= Moist county (Kentucky) =

Classification of counties based on alcohol sales in the US

In Kentucky, a moist county is a county whose regulations in force are between those of a "dry county" (in which the sale of alcoholic beverages is prohibited) and a "wet county" (in which alcohol is sold). The term is typically used for any county that allows alcohol to be sold in certain situations but has limitations on alcohol sales that a normal "wet" county would not have. Some historically "dry" counties are switching to this system to avoid losing money to businesses in other counties when they do not wish to become completely "wet". The term "moist" in itself does not have any specific meaning except that the county is neither completely "wet" nor completely "dry". A "dry" county that contains one or more "wet" cities is typically called "moist".

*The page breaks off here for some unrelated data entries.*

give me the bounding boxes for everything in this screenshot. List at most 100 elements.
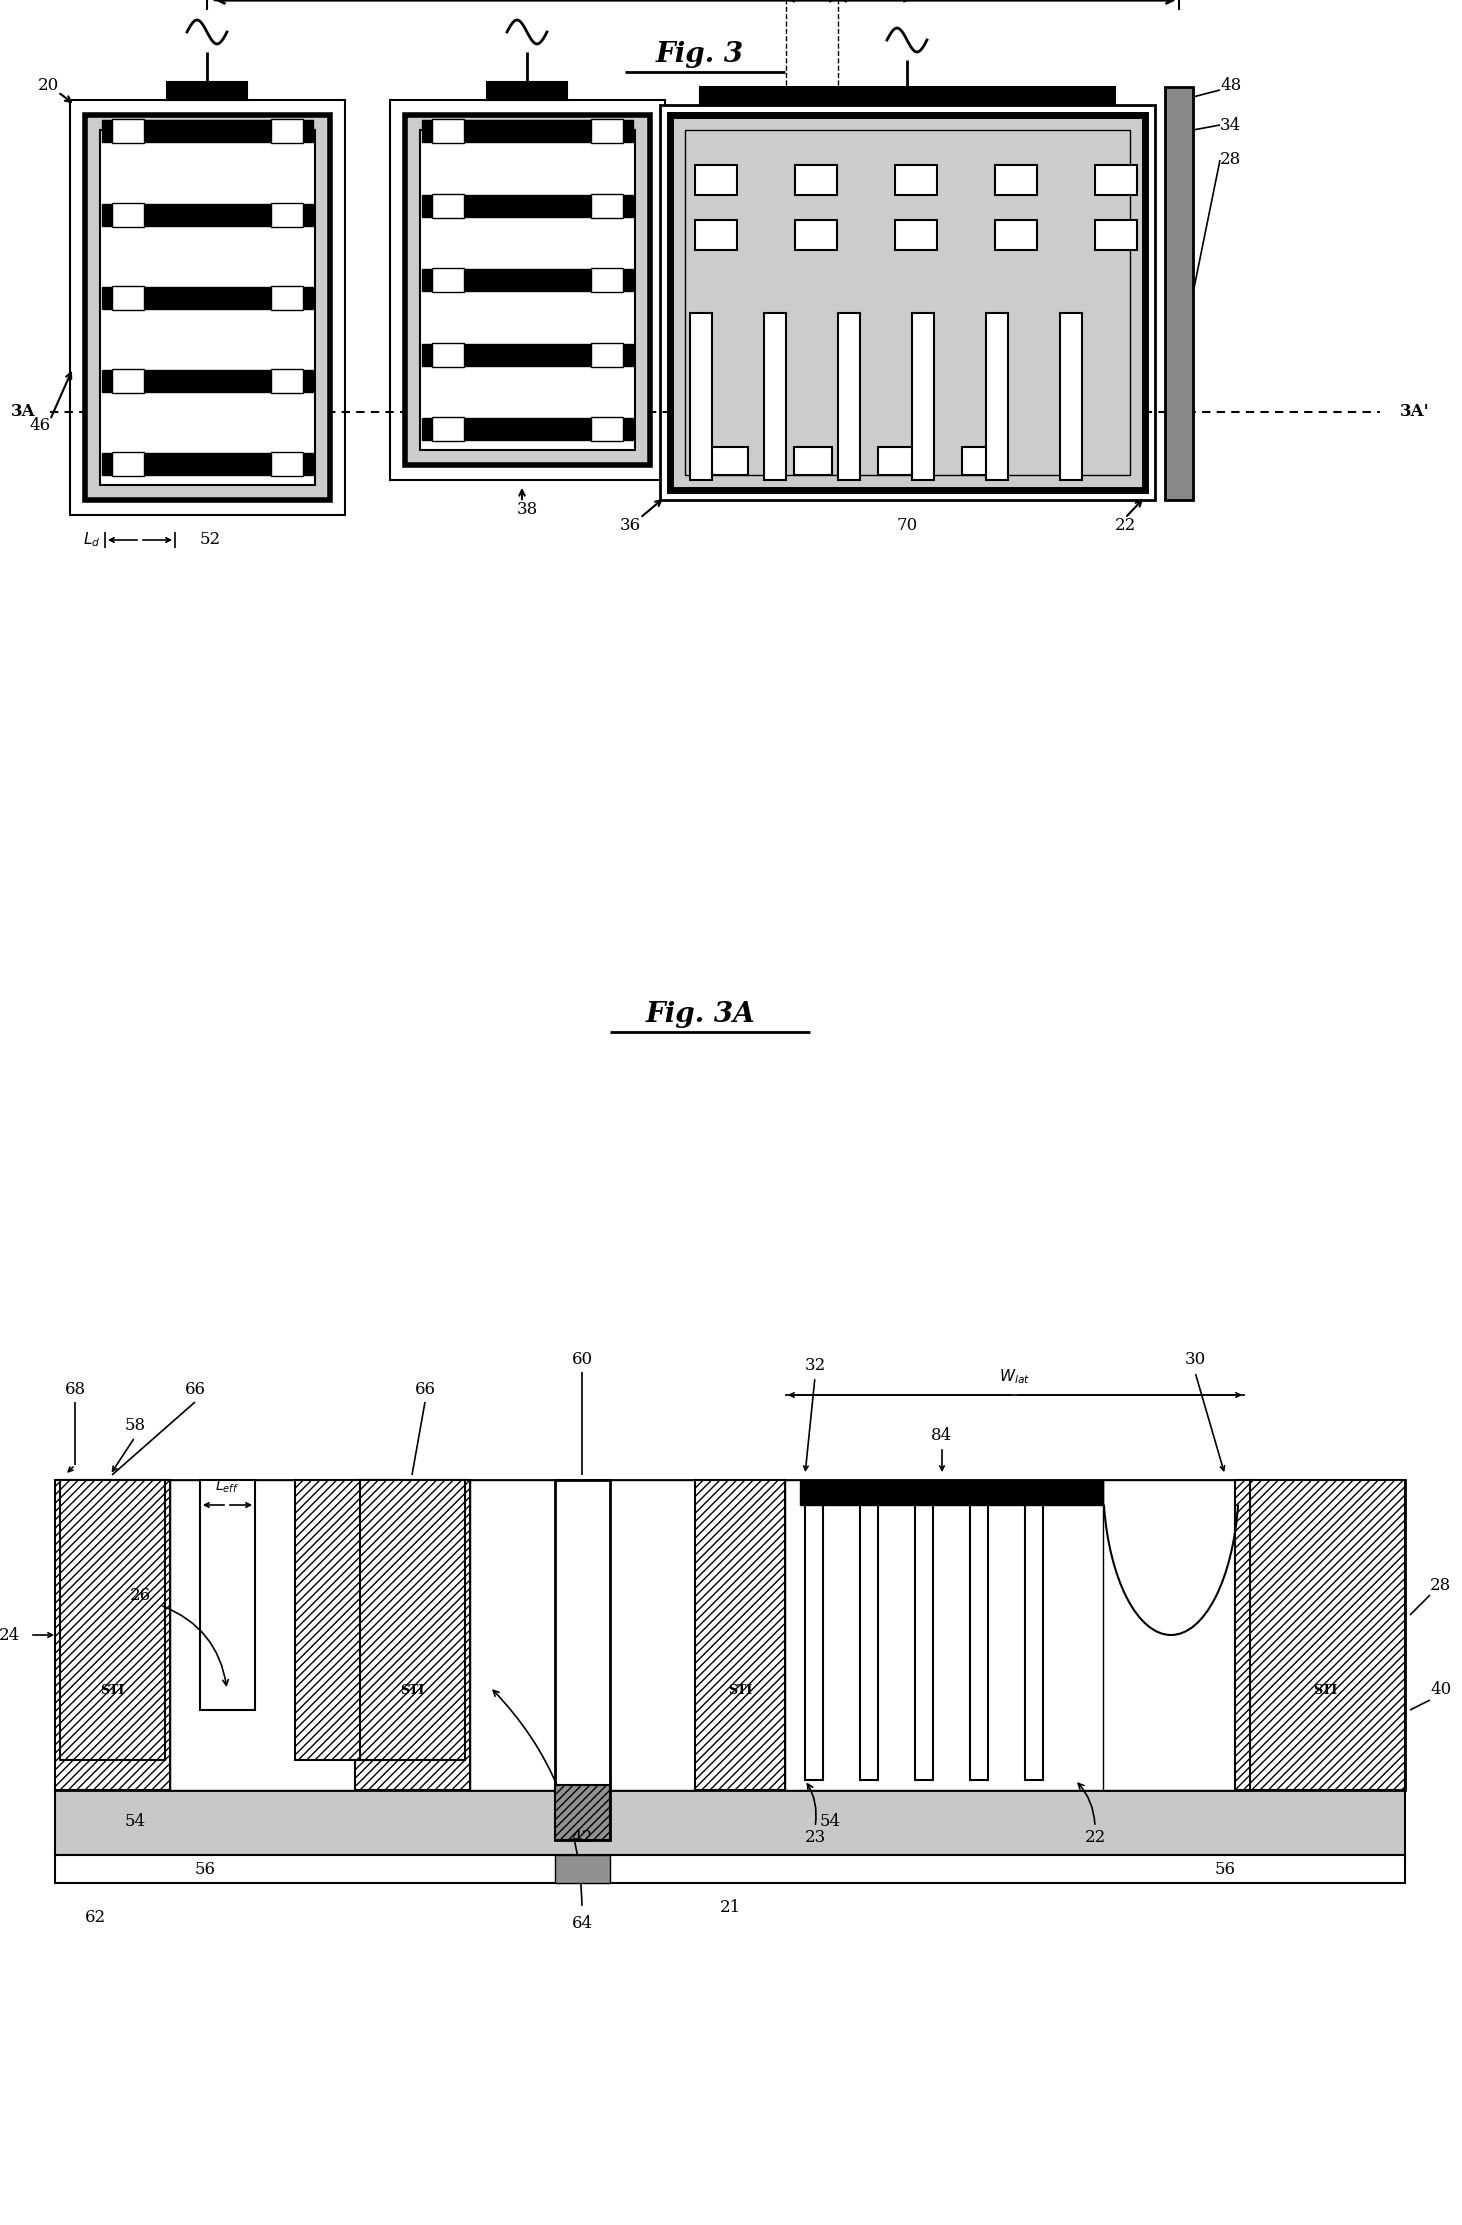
Bar: [591, 416, 623, 441]
Bar: [423, 345, 633, 365]
Bar: [1095, 220, 1137, 249]
Text: 38: 38: [516, 501, 538, 518]
Text: 36: 36: [620, 516, 640, 534]
Text: $W_{lat}$: $W_{lat}$: [1000, 1368, 1031, 1386]
Text: 68: 68: [64, 1382, 86, 1400]
Bar: [431, 267, 463, 291]
Text: 3A: 3A: [10, 403, 35, 421]
Text: 62: 62: [85, 1909, 105, 1927]
Bar: [686, 129, 1130, 474]
Bar: [60, 1480, 165, 1760]
Bar: [591, 194, 623, 218]
Bar: [996, 165, 1037, 196]
Text: 56: 56: [1215, 1860, 1235, 1878]
Bar: [113, 452, 143, 476]
Text: 64: 64: [572, 1914, 592, 1931]
Bar: [420, 129, 635, 449]
Text: 46: 46: [29, 416, 51, 434]
Bar: [167, 82, 247, 100]
Bar: [915, 1491, 933, 1780]
Bar: [1102, 1480, 1240, 1789]
Bar: [113, 202, 143, 227]
Bar: [423, 196, 633, 218]
Text: 28: 28: [1430, 1578, 1452, 1593]
Text: STI: STI: [728, 1684, 751, 1695]
Bar: [170, 1480, 355, 1789]
Bar: [487, 82, 567, 100]
Text: 21: 21: [719, 1900, 741, 1916]
Text: 24: 24: [0, 1626, 20, 1644]
Bar: [56, 1480, 170, 1789]
Bar: [102, 120, 313, 142]
Text: 28: 28: [1219, 151, 1241, 169]
Bar: [200, 1480, 254, 1711]
Bar: [1025, 1491, 1042, 1780]
Bar: [1235, 1480, 1250, 1789]
Bar: [295, 1480, 401, 1760]
Bar: [996, 220, 1037, 249]
Bar: [56, 1789, 1405, 1856]
Bar: [56, 1480, 1405, 1789]
Bar: [390, 100, 665, 481]
Bar: [469, 1480, 694, 1789]
Bar: [670, 116, 1145, 490]
Bar: [556, 1480, 610, 1840]
Bar: [912, 314, 934, 481]
Bar: [405, 116, 651, 465]
Text: 60: 60: [572, 1351, 592, 1368]
Text: 30: 30: [1184, 1351, 1206, 1368]
Bar: [591, 267, 623, 291]
Bar: [431, 194, 463, 218]
Bar: [1165, 87, 1193, 501]
Bar: [591, 118, 623, 142]
Bar: [270, 369, 303, 394]
Bar: [423, 418, 633, 441]
Bar: [895, 220, 937, 249]
Text: 66: 66: [184, 1382, 206, 1400]
Bar: [423, 269, 633, 291]
Text: STI: STI: [1313, 1684, 1338, 1695]
Bar: [102, 205, 313, 227]
Bar: [423, 120, 633, 142]
Bar: [795, 165, 838, 196]
Bar: [794, 447, 832, 474]
Bar: [113, 118, 143, 142]
Bar: [860, 1491, 879, 1780]
Bar: [431, 118, 463, 142]
Bar: [113, 369, 143, 394]
Bar: [985, 314, 1007, 481]
Bar: [270, 118, 303, 142]
Bar: [795, 220, 838, 249]
Bar: [879, 447, 917, 474]
Text: 58: 58: [124, 1417, 146, 1433]
Text: $L_{eff}$: $L_{eff}$: [215, 1480, 238, 1495]
Text: 32: 32: [804, 1357, 826, 1373]
Bar: [962, 447, 1000, 474]
Bar: [431, 416, 463, 441]
Text: 40: 40: [1430, 1682, 1452, 1698]
Bar: [806, 1491, 823, 1780]
Bar: [785, 1480, 1246, 1789]
Text: 52: 52: [200, 532, 221, 550]
Bar: [431, 343, 463, 367]
Text: 22: 22: [1114, 516, 1136, 534]
Bar: [1060, 314, 1082, 481]
Bar: [838, 314, 860, 481]
Text: 23: 23: [804, 1829, 826, 1845]
Text: STI: STI: [99, 1684, 124, 1695]
Bar: [969, 1491, 988, 1780]
Bar: [694, 1480, 785, 1789]
Bar: [1246, 1480, 1405, 1789]
Text: 48: 48: [1219, 76, 1241, 93]
Bar: [690, 314, 712, 481]
Text: 22: 22: [1085, 1829, 1105, 1845]
Bar: [659, 105, 1155, 501]
Text: 66: 66: [415, 1382, 436, 1400]
Bar: [355, 1480, 469, 1789]
Bar: [270, 452, 303, 476]
Text: 54: 54: [819, 1813, 841, 1831]
Bar: [694, 165, 737, 196]
Text: 34: 34: [1219, 116, 1241, 134]
Bar: [800, 1480, 1102, 1504]
Bar: [270, 202, 303, 227]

The term can be used in two different senses:
- Two different statutes allow any dry territory, which can be a dry county or a city located in a dry county, to vote to authorize limited sales of alcoholic beverages by the drink in restaurants. Both statutes require such a restaurant to make at least 70% of its money from food, rather than alcohol, sales. One statute requires that the restaurant seat at least 100 patrons. The other, signed into law in June 2007, requires only 50 seats but prohibits licensed establishments from having a dedicated bar and requires the drinks to be sold in association with a meal. Once a jurisdiction votes for such sales, qualifying restaurants can apply for a permit, which are distributed on a somewhat-limited basis. For example, the Louisville suburban jurisdiction of Oldham County voted to allow such sales in the early 2000s (its county seat of La Grange later approved full package sales in 2012). However, Kentucky's Office of Alcoholic Beverage Control does not use the term "moist county" to describe a county in which such sales are allowed, but instead calls it a "limited" county.
- Officially, a "moist county" is an otherwise-dry county in which a city in the county's jurisdiction has voted to allow full retail sales of alcoholic beverages. The following Kentucky counties fall into that category:

| Dry county | Wet cities |
| Boyle | Danville |
Junction City
| Caldwell | Princeton |
| Calloway | Murray |
| Carter | Grayson |
Olive Hill
| Clay | Manchester |
| Estill | Irvine |
| Fleming | Flemingsburg |
| Garrard | Lancaster |
| Greenup | Bellefonte |
Flatwoods
Greenup
Raceland
Russell
South Shore
| Hardin | Elizabethtown |
Radcliff
Vine Grove
| Hart | Horse Cave |
| Henry | Eminence |
| Hopkins | Dawson Springs |
Earlington
Hanson
Madisonville
| Jessamine | Nicholasville |
| Johnson | Paintsville |
| Knox | Corbin |
| Laurel | London |
Corbin
| Lewis | Vanceburg |
| Logan | Russellville |
| Madison | Richmond |
| Martin | Warfield |
| Montgomery | Mount Sterling |
| Muhlenberg | Central City |
| Oldham | La Grange |
| Pendleton | Falmouth |
| Pike | Pikeville |
| Pulaski | Burnside |
Somerset
| Rowan | Morehead |
| Scott | Georgetown |
| Shelby | Shelbyville |
| Simpson | Franklin |
| Todd | Guthrie |
| Warren | Bowling Green |
| Washington | Springfield |
| Webster | Providence Sebree |
| Whitley | Corbin |
Williamsburg

Note that once a city votes itself fully wet, Kentucky state law mandates a 60-day period, starting on the date that the election results are certified, before vendors can apply for licenses to sell distilled spirits and wine. At the end of that period, the state will then advertise in that city's newspaper of record to announce the number of licenses that will be granted. However, beer licenses are not subject to quotas, and can be applied for once the city enacts a governing ordinance.